この子は家族になるんだからみんなで絶対幸せにするよ、ってお父さんが言ってくれた。

ペット保険の説明も聞いて、お父さんが全部手続きをしてくれて、2週間後にお迎えにくることになった。

「お迎えの日までにこの子のお名前を決めてきてくださいね」

お姉さんにそう言われたけど、ぼくはもう決めている。この子の瞳を見たときに頭に浮かんだんだ。


「ちゃんとお迎えにくるから、そんなに寂しそうな顔しないでよ」

うるうるの瞳で見つめられるとぼくも寂しくなっちゃうけど、会えなくなるわけじゃない。この子はぼくたちの家族になるんだ。

今日はケージやベッド、この子のために必要なもの一式と、おいしそうな豚肉とケーキを買って帰った。

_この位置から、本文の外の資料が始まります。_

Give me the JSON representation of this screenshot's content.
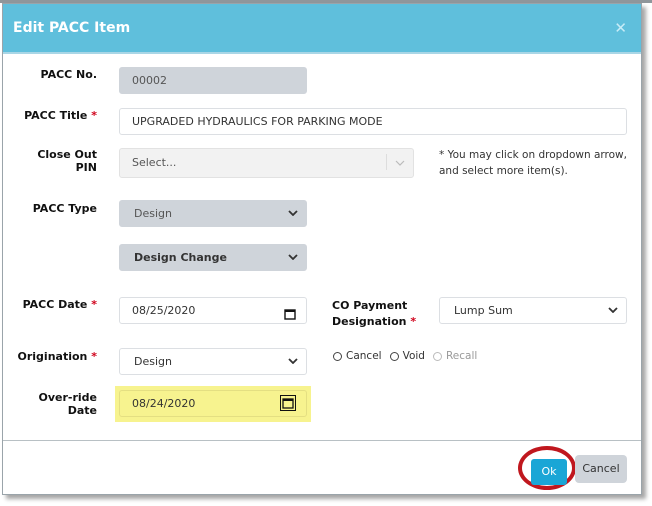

お母さんがカレーを作ってくれているあいだ、お父さんと一緒にあの子が安全に動き回れるように部屋の模様替えをし、ケージを置くための準備をした。


「奏太、お誕生日おめでとう。やっと家でお祝いできたわね」

「ありがとう。来年もその次もずっと家で誕生日を迎えられるように、ぼくがんばるよ」

「無理せず少しずつでいいんだからな。では、かんぱーい!」

やっぱりお母さんのご飯が1番だ。おいしいご飯を食べて笑っていられるのは、とても幸せなことだと思う。


翌日、ぼくは熱を出して寝込んでしまった。ちょっと動きすぎて疲れたみたいだ。